Given the sharp swings in their fortune, thanks to rising costs of cultivation, many of the farmers are selling their land, especially if it is close to urban settlements. This process of differentiation among the peasantry is under way, with many erstwhile small farmers joining the ranks of casual wage labour in the towns. A common sight is vast stretches of land being left fallow or being divided into plots for sale. Prices of such real estate are booming and some farmers are making good money.
The charms of the season cannot really hide this harsh fact: that agriculture is not a paying proposition for smaller and marginal farmers in a chronic drought-prone region in southern Andhra Pradesh. The rains have been far from adequate this season. The current year’s output may or may not be higher than before, but there is no disguising the deeper developments under way — such as the countryside gradually yielding to the imperatives of urbanisation — behind the sunny, smiling, green fields at this time of the year.

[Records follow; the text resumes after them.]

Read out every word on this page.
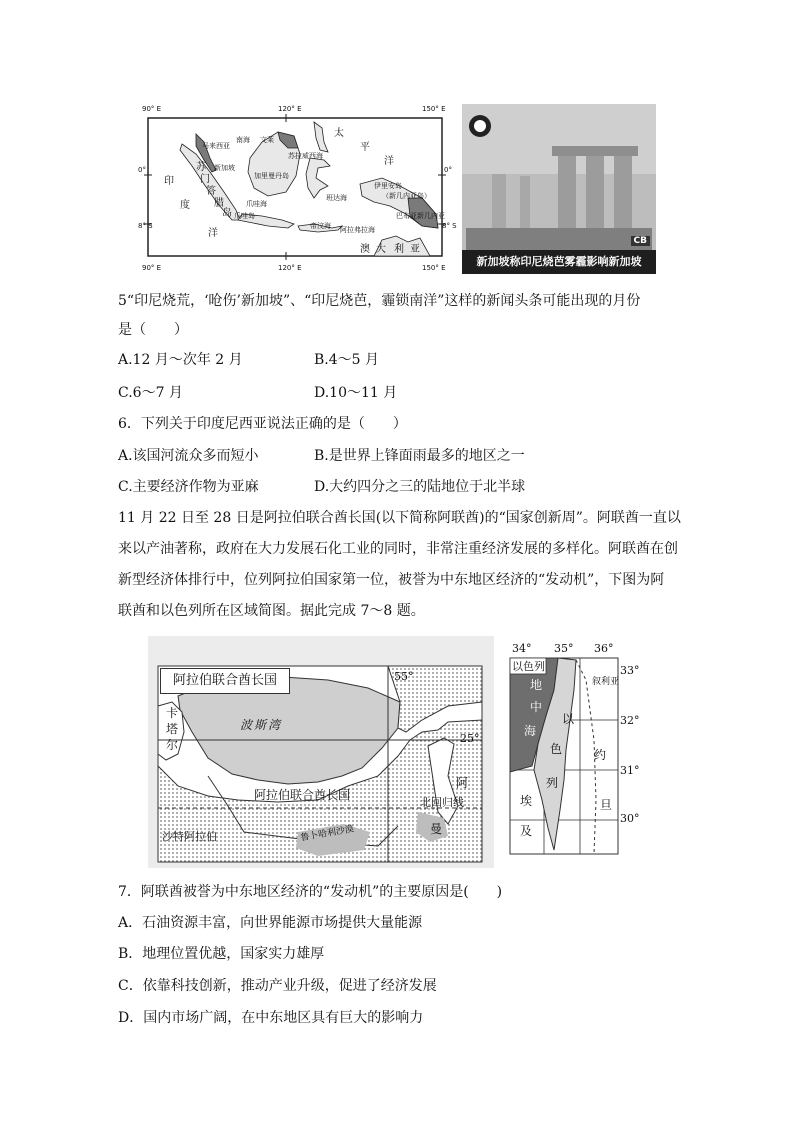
90° E	120° E	150° E
90° E	120° E	150° E
0°	0°
8° S	8° S
南海 文莱
马来西亚
苏拉威西海
太
平
洋
新加坡
加里曼丹岛
苏
门
答
腊
岛
爪哇海
班达海
伊里安岛
（新几内亚岛）
巴布亚新几内亚
阿拉弗拉海
帝汶海
爪哇岛
印
度
洋
澳 大 利 亚
CB
新加坡称印尼烧芭雾霾影响新加坡
5“印尼烧荒，‘呛伤’新加坡”、“印尼烧芭，霾锁南洋”这样的新闻头条可能出现的月份
是（　　）
A.12 月～次年 2 月	B.4～5 月
C.6～7 月	D.10～11 月
6．下列关于印度尼西亚说法正确的是（　　）
A.该国河流众多而短小	B.是世界上锋面雨最多的地区之一
C.主要经济作物为亚麻	D.大约四分之三的陆地位于北半球
11 月 22 日至 28 日是阿拉伯联合酋长国(以下简称阿联酋)的“国家创新周”。阿联酋一直以
来以产油著称，政府在大力发展石化工业的同时，非常注重经济发展的多样化。阿联酋在创
新型经济体排行中，位列阿拉伯国家第一位，被誉为中东地区经济的“发动机”，下图为阿
联酋和以色列所在区域简图。据此完成 7～8 题。
阿拉伯联合酋长国	55°
25°
卡
塔
尔
波斯湾
阿拉伯联合酋长国
北回归线
阿
曼
沙特阿拉伯	鲁卜哈利沙漠
以色列
34° 35° 36°
33°
32°
31°
30°
叙利亚
地
中
海
以
色
列
约
旦
埃
及
7．阿联酋被誉为中东地区经济的“发动机”的主要原因是(　　)
A．石油资源丰富，向世界能源市场提供大量能源
B．地理位置优越，国家实力雄厚
C．依靠科技创新，推动产业升级，促进了经济发展
D．国内市场广阔，在中东地区具有巨大的影响力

The upshot is that in 21st century India no more remains an exception to what historian Eric Hobsbawm termed as “the most dramatic and far-reaching social change the world has experienced” in the second half of the 20th century”. This refers to the death of the peasantry — a process that is coterminous with what is termed as modern economic development. The movement away from agriculture towards industry and services has already occurred in most of the developed nations of the world.
To be sure, the far-reaching nature of these changes is far from smooth. Ratan Tata’s travails in Singur, West Bengal, and South Korean giant Posco’s difficulties in Orissa exemplify the bitterly contested nature of the land question. Tata shared his frustration with the New York Times: “As each generation develops, the children of the rural economy must decide whether they want to continue to work on the farms.”
But the times, indeed, are a-changing with millions escaping from a crisis-ridden agriculture.